Coagulation

MPN patients show higher mortality with COVID-19 ‘ruxolitinib discontinuation syndrome’


Patients with myeloproliferative neoplasms (MPN) face a higher mortality risk from COVID-19 infections than the general population, according to a new study.

The findings, published in Nature, also show that patients who discontinued ruxolitinib therapy had a ‘striking’ increase in risk of death compared to patients who continued taking the drug.

Prior to this, there was limited information on outcomes of patients with MPN and COVID-19, the researchers said.

“Natural history of MPN is marked by a high incidence of thrombosis and haemorrhagic complications and by a natural propensity to transform into overt MF and acute leukaemia,” wrote study authors, led by Professor Tiziano Barbui, Haematologist at the Bergamo Hospital, Italy.

The study was conducted across six European countries, and included a total of 175 patients with essential thrombocythemia (51 patients), polycythemia vera (46 patients), myelofibrosis (60 patients), or prefibrotic primary myelofibrosis (18 patients).

Following COVID-19 diagnosis, 77% of the patients in the cohort were hospitalised. A total of 59.2% required respiratory support, about half of whom were managed with noninvasive support.

A total of 50 patients (28.6%) in the cohort died after a median of 9.5 days following diagnosis. Myelofibrosis appeared to have the highest mortality risk; compared with the other MPNs, myelofibrosis patients had a significantly reduced survival probability (P = 0.023).

There was no difference in survival with regard to driver mutations, palpable splenomegaly, duration of MPN disease, or blood counts; the only exception to the latter was a decreased lymphocyte count and higher neutrophil/lymphocyte ratio seen in those who died.

At the time of COVID-19 diagnosis, approximately one-quarter of the cohort were receiving ruxolitinib (25.7%), while 45.1% were receiving hydroxyurea. A total of 11.4% and 24.4% of those on hydroxyurea and ruxolitinib, respectively, stopped treatment after COVID-19 diagnosis.

The probability of survival 60 days after COVID-19 diagnosis was 68% in patients who continued ruxolitinib therapy, compared with only 11% in those who discontinued the drug (P < 0.001). No such difference was seen in patients who stopped taking hydroxyurea.

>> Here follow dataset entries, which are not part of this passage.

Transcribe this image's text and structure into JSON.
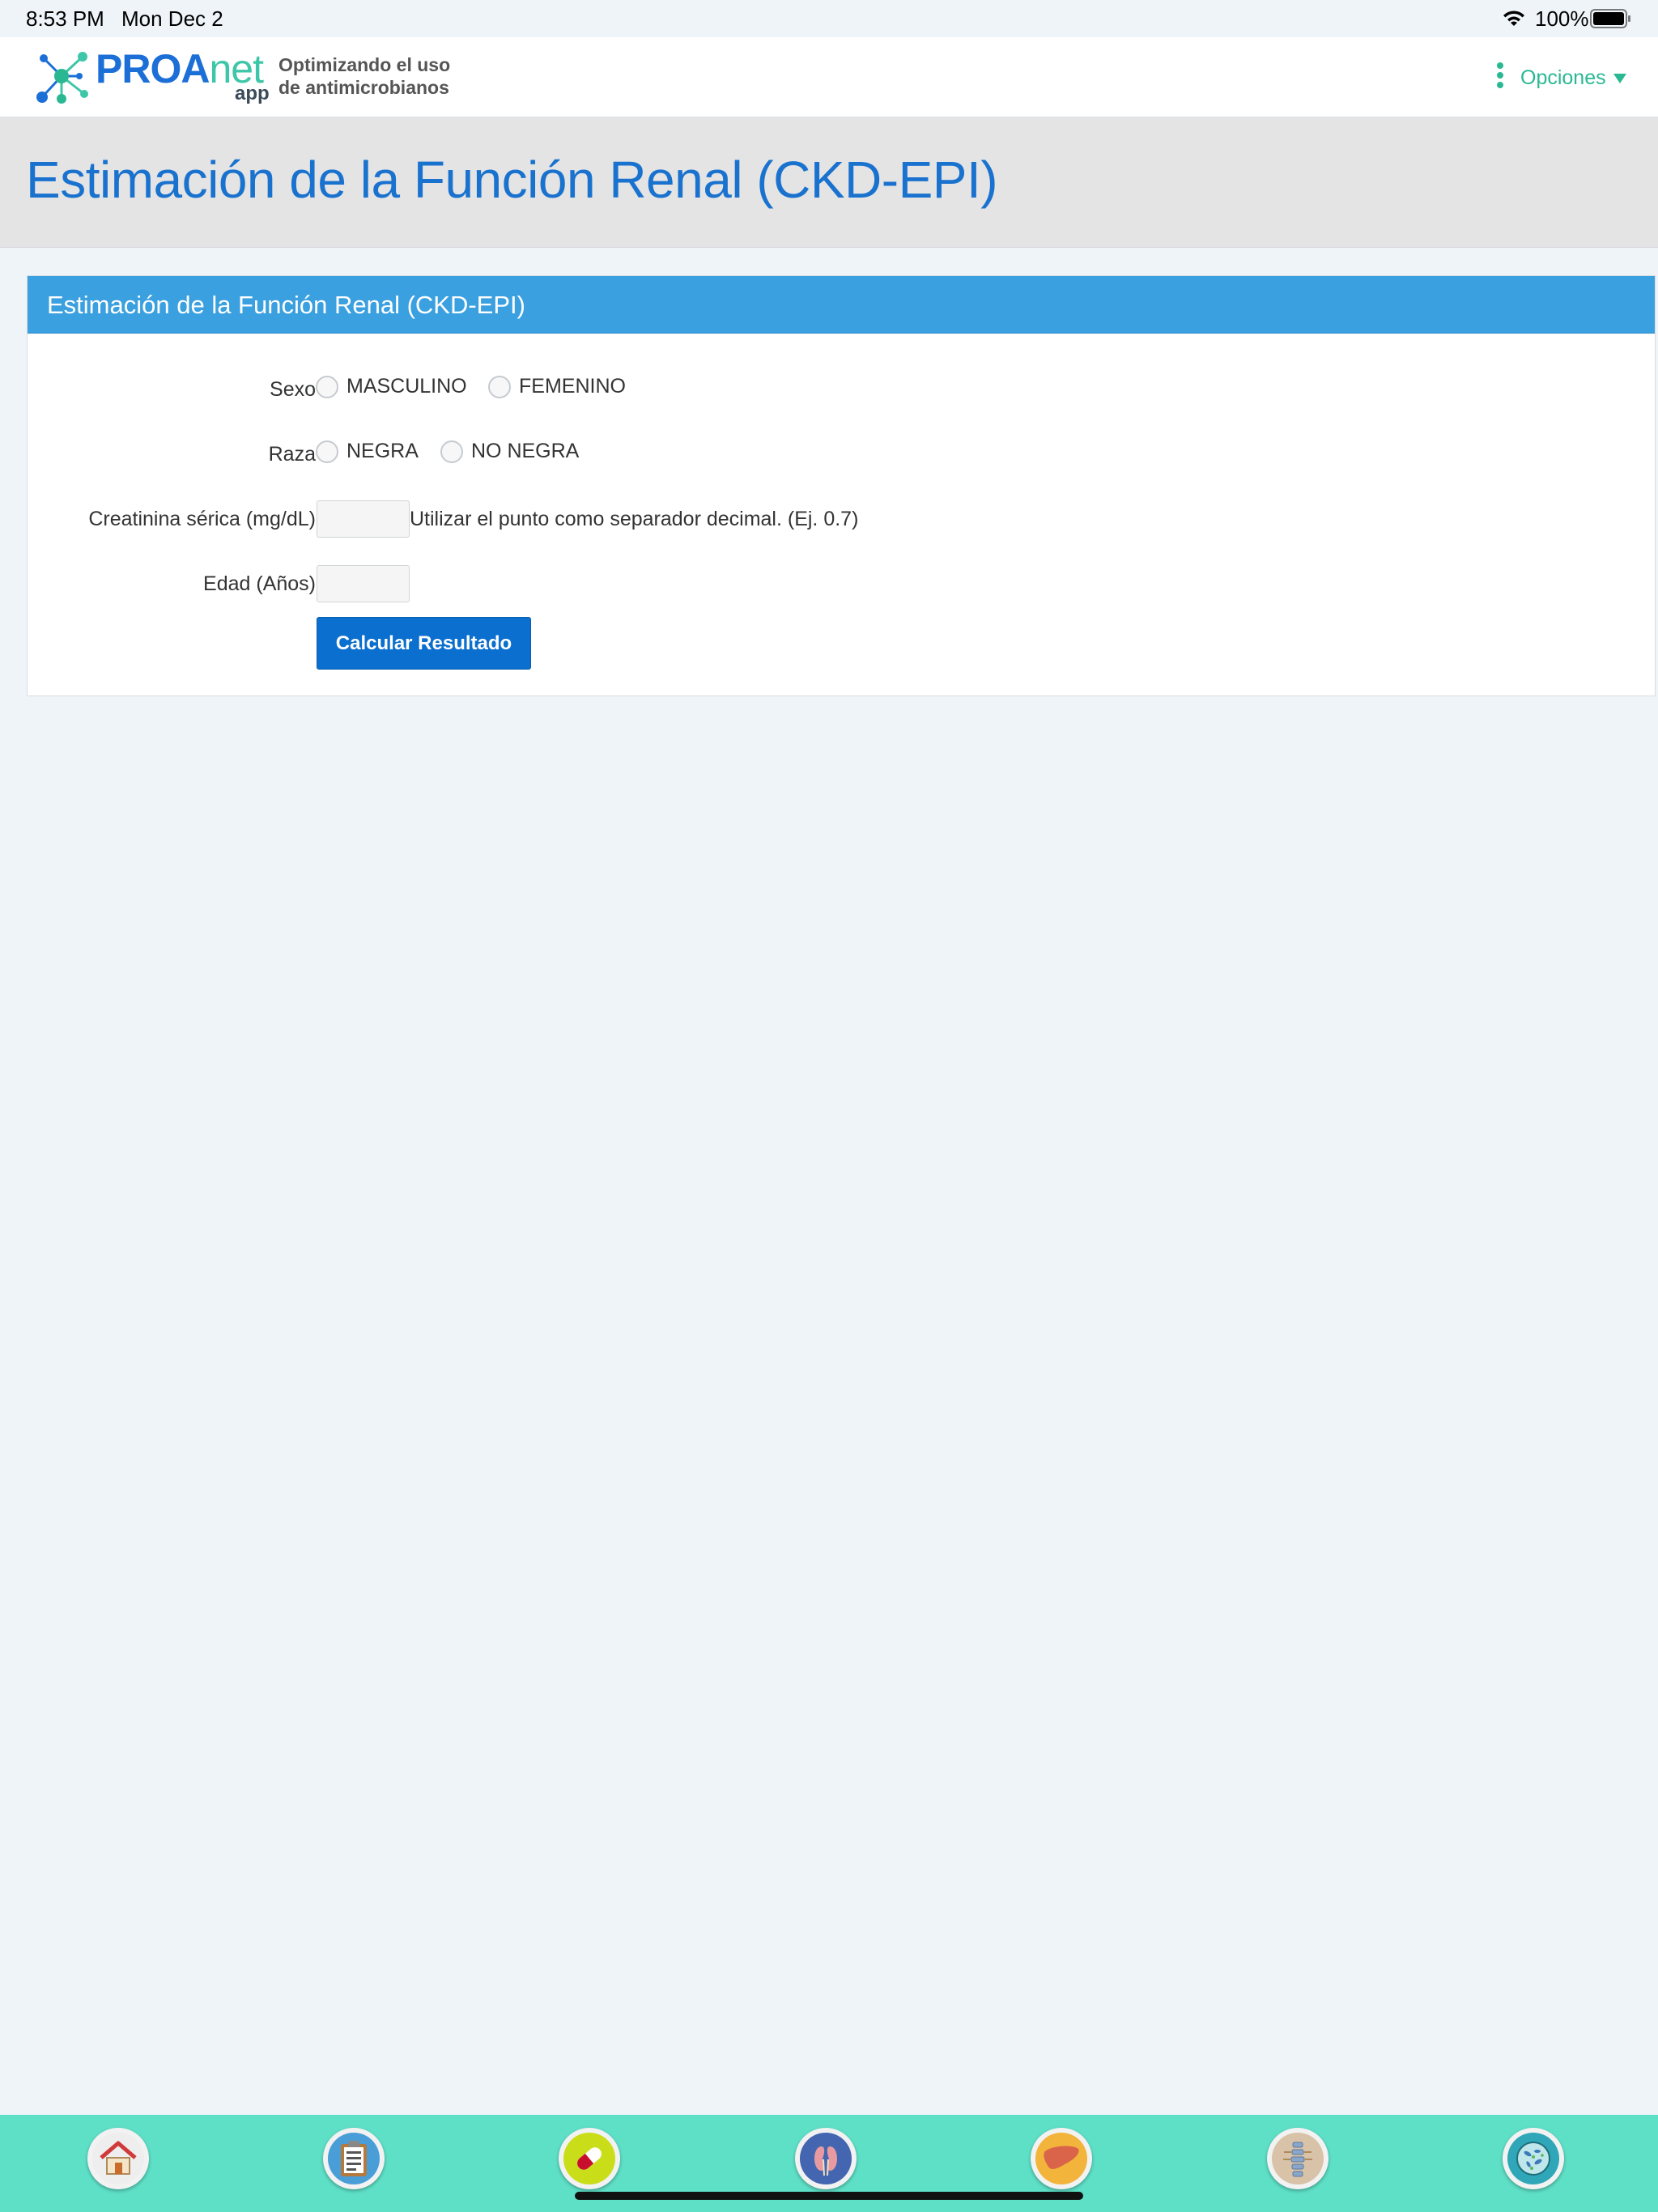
{
  "status_bar": {
    "time": "8:53 PM",
    "date": "Mon Dec 2",
    "battery_pct": "100%"
  },
  "navbar": {
    "brand_proa": "PROA",
    "brand_net": "net",
    "brand_sub": "app",
    "tagline_line1": "Optimizando el uso",
    "tagline_line2": "de antimicrobianos",
    "options_label": "Opciones",
    "accent_color": "#2ab893"
  },
  "page": {
    "title": "Estimación de la Función Renal (CKD-EPI)"
  },
  "panel": {
    "heading": "Estimación de la Función Renal (CKD-EPI)",
    "heading_color": "#3aa0e0",
    "sexo": {
      "label": "Sexo",
      "options": [
        "MASCULINO",
        "FEMENINO"
      ],
      "selected": null
    },
    "raza": {
      "label": "Raza",
      "options": [
        "NEGRA",
        "NO NEGRA"
      ],
      "selected": null
    },
    "creatinina": {
      "label": "Creatinina sérica (mg/dL)",
      "value": "",
      "hint": "Utilizar el punto como separador decimal. (Ej. 0.7)"
    },
    "edad": {
      "label": "Edad (Años)",
      "value": ""
    },
    "submit_label": "Calcular Resultado"
  },
  "tabbar": {
    "background": "#5ee0c7",
    "tabs": [
      {
        "icon": "home-icon"
      },
      {
        "icon": "clipboard-icon"
      },
      {
        "icon": "pill-icon"
      },
      {
        "icon": "kidney-icon"
      },
      {
        "icon": "liver-icon"
      },
      {
        "icon": "spine-icon"
      },
      {
        "icon": "bacteria-icon"
      }
    ]
  }
}
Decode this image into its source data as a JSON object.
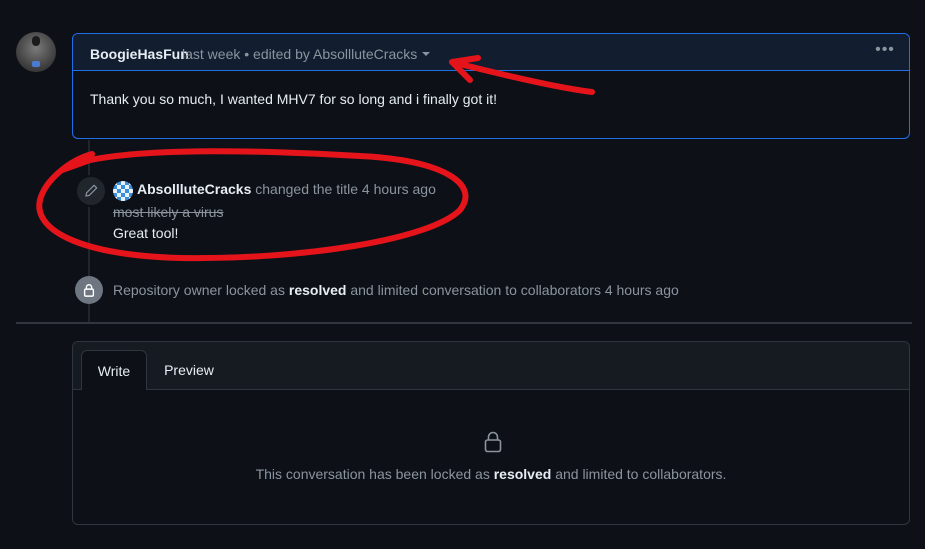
{
  "comment": {
    "author": "BoogieHasFun",
    "meta": "last week • edited by AbsollluteCracks",
    "menu_label": "•••",
    "body": "Thank you so much, I wanted MHV7 for so long and i finally got it!"
  },
  "events": {
    "title_change": {
      "actor": "AbsollluteCracks",
      "action": "changed the title",
      "time": "4 hours ago",
      "old_title": "most likely a virus",
      "new_title": "Great tool!"
    },
    "lock": {
      "prefix": "Repository owner locked as",
      "reason": "resolved",
      "suffix": "and limited conversation to collaborators 4 hours ago"
    }
  },
  "editor": {
    "tabs": [
      "Write",
      "Preview"
    ],
    "locked_prefix": "This conversation has been locked as",
    "locked_reason": "resolved",
    "locked_suffix": "and limited to collaborators."
  },
  "colors": {
    "background": "#0d1117",
    "comment_border": "#1f6feb",
    "annotation": "#e5141b"
  },
  "icons": [
    "pencil-icon",
    "lock-icon",
    "kebab-menu-icon",
    "dropdown-caret-icon"
  ]
}
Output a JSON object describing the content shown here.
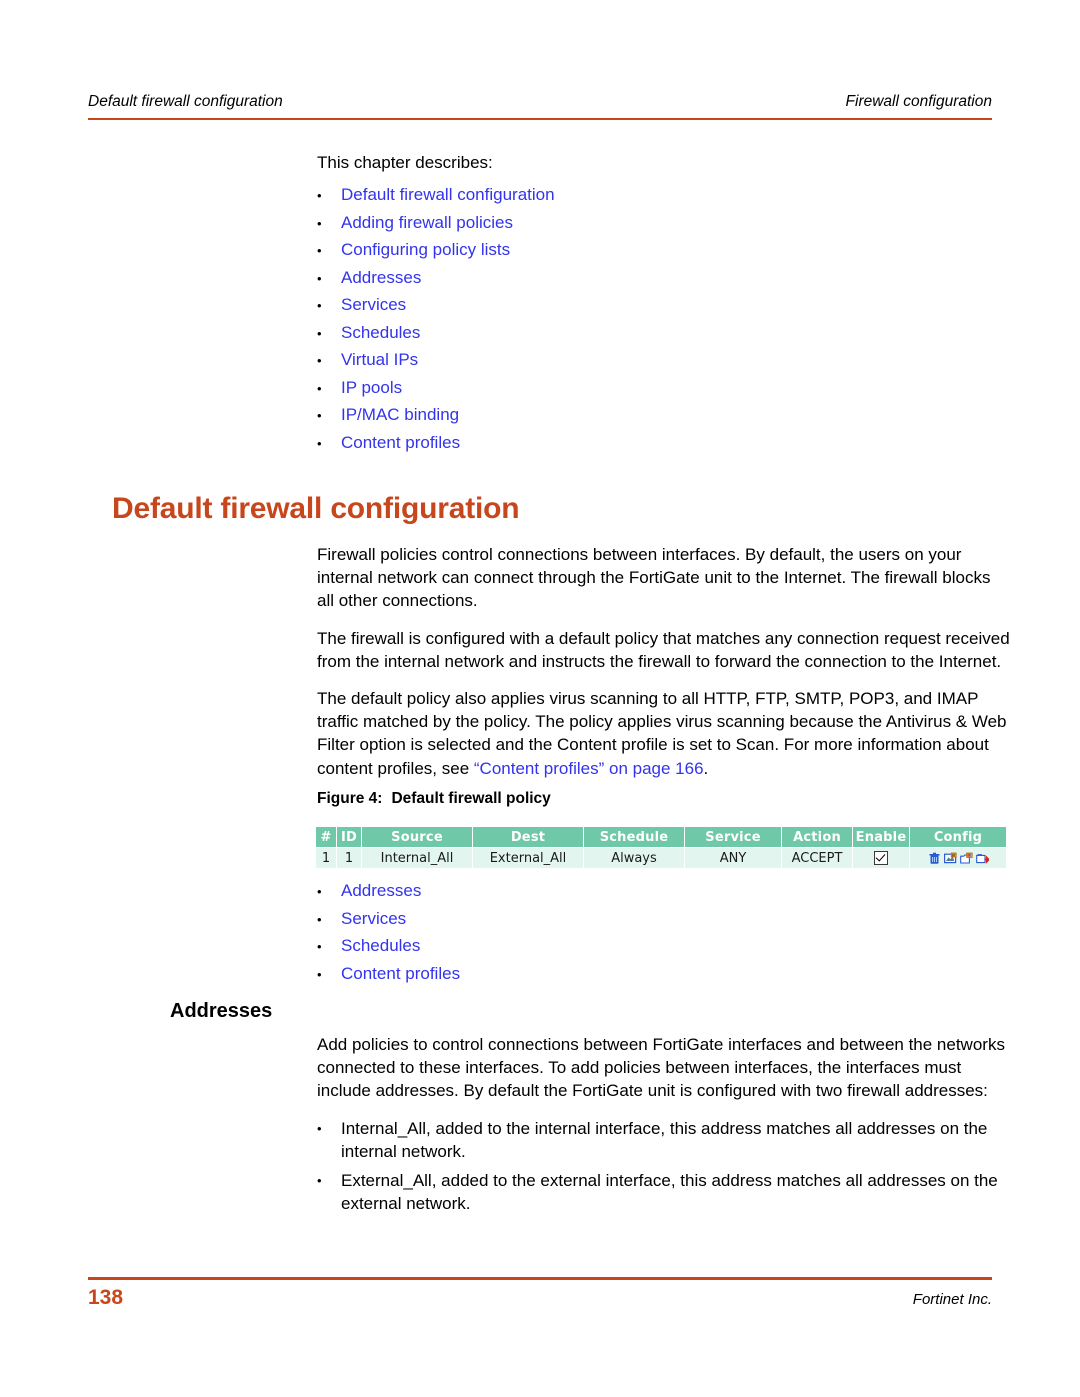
{
  "header": {
    "left": "Default firewall configuration",
    "right": "Firewall configuration",
    "rule_color": "#C8461C"
  },
  "intro": {
    "lead": "This chapter describes:",
    "bullet": "•",
    "links": [
      {
        "label": "Default firewall configuration"
      },
      {
        "label": "Adding firewall policies"
      },
      {
        "label": "Configuring policy lists"
      },
      {
        "label": "Addresses"
      },
      {
        "label": "Services"
      },
      {
        "label": "Schedules"
      },
      {
        "label": "Virtual IPs"
      },
      {
        "label": "IP pools"
      },
      {
        "label": "IP/MAC binding"
      },
      {
        "label": "Content profiles"
      }
    ]
  },
  "heading1": {
    "text": "Default firewall configuration",
    "color": "#C8461C"
  },
  "paragraphs": {
    "p1": "Firewall policies control connections between interfaces. By default, the users on your internal network can connect through the FortiGate unit to the Internet. The firewall blocks all other connections.",
    "p2": "The firewall is configured with a default policy that matches any connection request received from the internal network and instructs the firewall to forward the connection to the Internet.",
    "p3_before": "The default policy also applies virus scanning to all HTTP, FTP, SMTP, POP3, and IMAP traffic matched by the policy. The policy applies virus scanning because the Antivirus & Web Filter option is selected and the Content profile is set to Scan. For more information about content profiles, see ",
    "p3_link": "“Content profiles” on page 166",
    "p3_after": "."
  },
  "figure": {
    "number": "Figure 4:",
    "title": "Default firewall policy",
    "table": {
      "header_bg": "#6FC8A7",
      "row_bg": "#E2F6EF",
      "columns": [
        "#",
        "ID",
        "Source",
        "Dest",
        "Schedule",
        "Service",
        "Action",
        "Enable",
        "Config"
      ],
      "rows": [
        {
          "num": "1",
          "id": "1",
          "source": "Internal_All",
          "dest": "External_All",
          "schedule": "Always",
          "service": "ANY",
          "action": "ACCEPT",
          "enable_checked": true,
          "config_icons": [
            "delete-icon",
            "edit-icon",
            "clone-icon",
            "insert-icon"
          ]
        }
      ]
    }
  },
  "mid_links": {
    "bullet": "•",
    "links": [
      {
        "label": "Addresses"
      },
      {
        "label": "Services"
      },
      {
        "label": "Schedules"
      },
      {
        "label": "Content profiles"
      }
    ]
  },
  "heading2": {
    "text": "Addresses"
  },
  "addresses_section": {
    "intro": "Add policies to control connections between FortiGate interfaces and between the networks connected to these interfaces. To add policies between interfaces, the interfaces must include addresses. By default the FortiGate unit is configured with two firewall addresses:",
    "bullet": "•",
    "items": [
      {
        "text": "Internal_All, added to the internal interface, this address matches all addresses on the internal network."
      },
      {
        "text": "External_All, added to the external interface, this address matches all addresses on the external network."
      }
    ]
  },
  "footer": {
    "page_number": "138",
    "company": "Fortinet Inc.",
    "rule_color": "#C8461C"
  }
}
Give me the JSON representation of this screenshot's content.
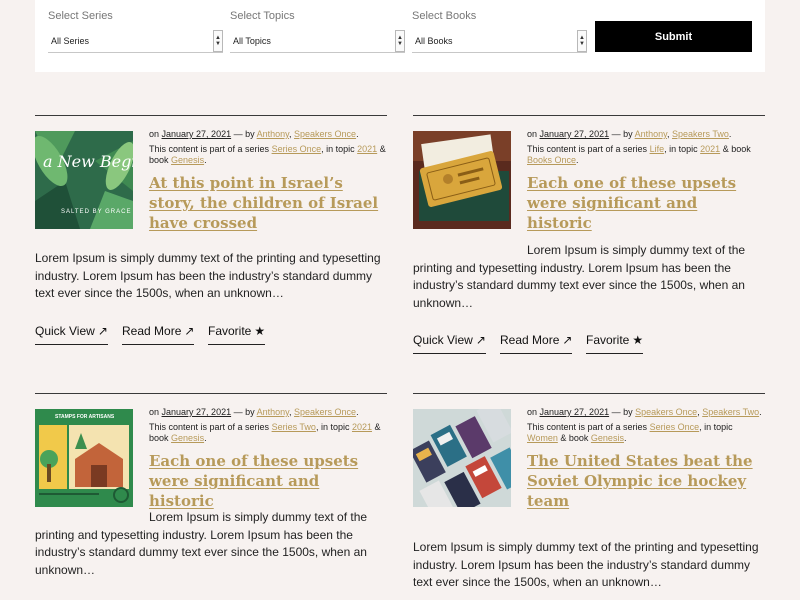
{
  "filters": [
    {
      "label": "Select Series",
      "value": "All Series"
    },
    {
      "label": "Select Topics",
      "value": "All Topics"
    },
    {
      "label": "Select Books",
      "value": "All Books"
    }
  ],
  "submit_label": "Submit",
  "actions": {
    "quick_view": "Quick View",
    "read_more": "Read More",
    "favorite": "Favorite"
  },
  "icons": {
    "arrow": "arrow-up-right-icon",
    "star": "star-icon",
    "dropdown": "dropdown-arrow-icon"
  },
  "colors": {
    "accent": "#c4a466",
    "link": "#b79a5a",
    "page_bg": "#f7f2f0",
    "button": "#000000"
  },
  "meta_text": {
    "on": "on",
    "by": "— by",
    "comma": ",",
    "period": ".",
    "series_prefix": "This content is part of a series",
    "in_topic": ", in topic",
    "and_book": "& book"
  },
  "posts": [
    {
      "date": "January 27, 2021",
      "authors": [
        "Anthony",
        "Speakers Once"
      ],
      "series": "Series Once",
      "topic": "2021",
      "book": "Genesis",
      "title": "At this point in Israel’s story, the children of Israel have crossed",
      "excerpt": "Lorem Ipsum is simply dummy text of the printing and typesetting industry. Lorem Ipsum has been the industry’s standard dummy text ever since the 1500s, when an unknown…",
      "thumb_text": "a New Beginning",
      "thumb_sub": "SALTED BY GRACE"
    },
    {
      "date": "January 27, 2021",
      "authors": [
        "Anthony",
        "Speakers Two"
      ],
      "series": "Life",
      "topic": "2021",
      "book": "Books Once",
      "title": "Each one of these upsets were significant and historic",
      "excerpt": "Lorem Ipsum is simply dummy text of the printing and typesetting industry. Lorem Ipsum has been the industry’s standard dummy text ever since the 1500s, when an unknown…"
    },
    {
      "date": "January 27, 2021",
      "authors": [
        "Anthony",
        "Speakers Once"
      ],
      "series": "Series Two",
      "topic": "2021",
      "book": "Genesis",
      "title": "Each one of these upsets were significant and historic",
      "excerpt": "Lorem Ipsum is simply dummy text of the printing and typesetting industry. Lorem Ipsum has been the industry’s standard dummy text ever since the 1500s, when an unknown…",
      "thumb_text": "STAMPS FOR ARTISANS"
    },
    {
      "date": "January 27, 2021",
      "authors": [
        "Speakers Once",
        "Speakers Two"
      ],
      "series": "Series Once",
      "topic": "Women",
      "book": "Genesis",
      "title": "The United States beat the Soviet Olympic ice hockey team",
      "excerpt": "Lorem Ipsum is simply dummy text of the printing and typesetting industry. Lorem Ipsum has been the industry’s standard dummy text ever since the 1500s, when an unknown…"
    }
  ]
}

“The biological plausibility of this effect may be related to the devastating enhancement of inflammation (‘cytokine storm’) that follows the abrupt suspension of ruxolitinib, leading to the ‘ruxolitinib discontinuation syndrome’, which in turn may lead to fatal clinical complications and multiorgan failure,” the study authors wrote.

They noted the study was limited by a relatively small number of patients, especially in the group that discontinued ruxolitinib. Still, a number of adjustments and sensitivity analyses were conducted to confirm the results.

“We believe this work suggests that ruxolitinib treatment in MPN patients who are already [receiving] it at COVID-19 diagnosis should be continued, in agreement with the ASH recommendations,” they concluded.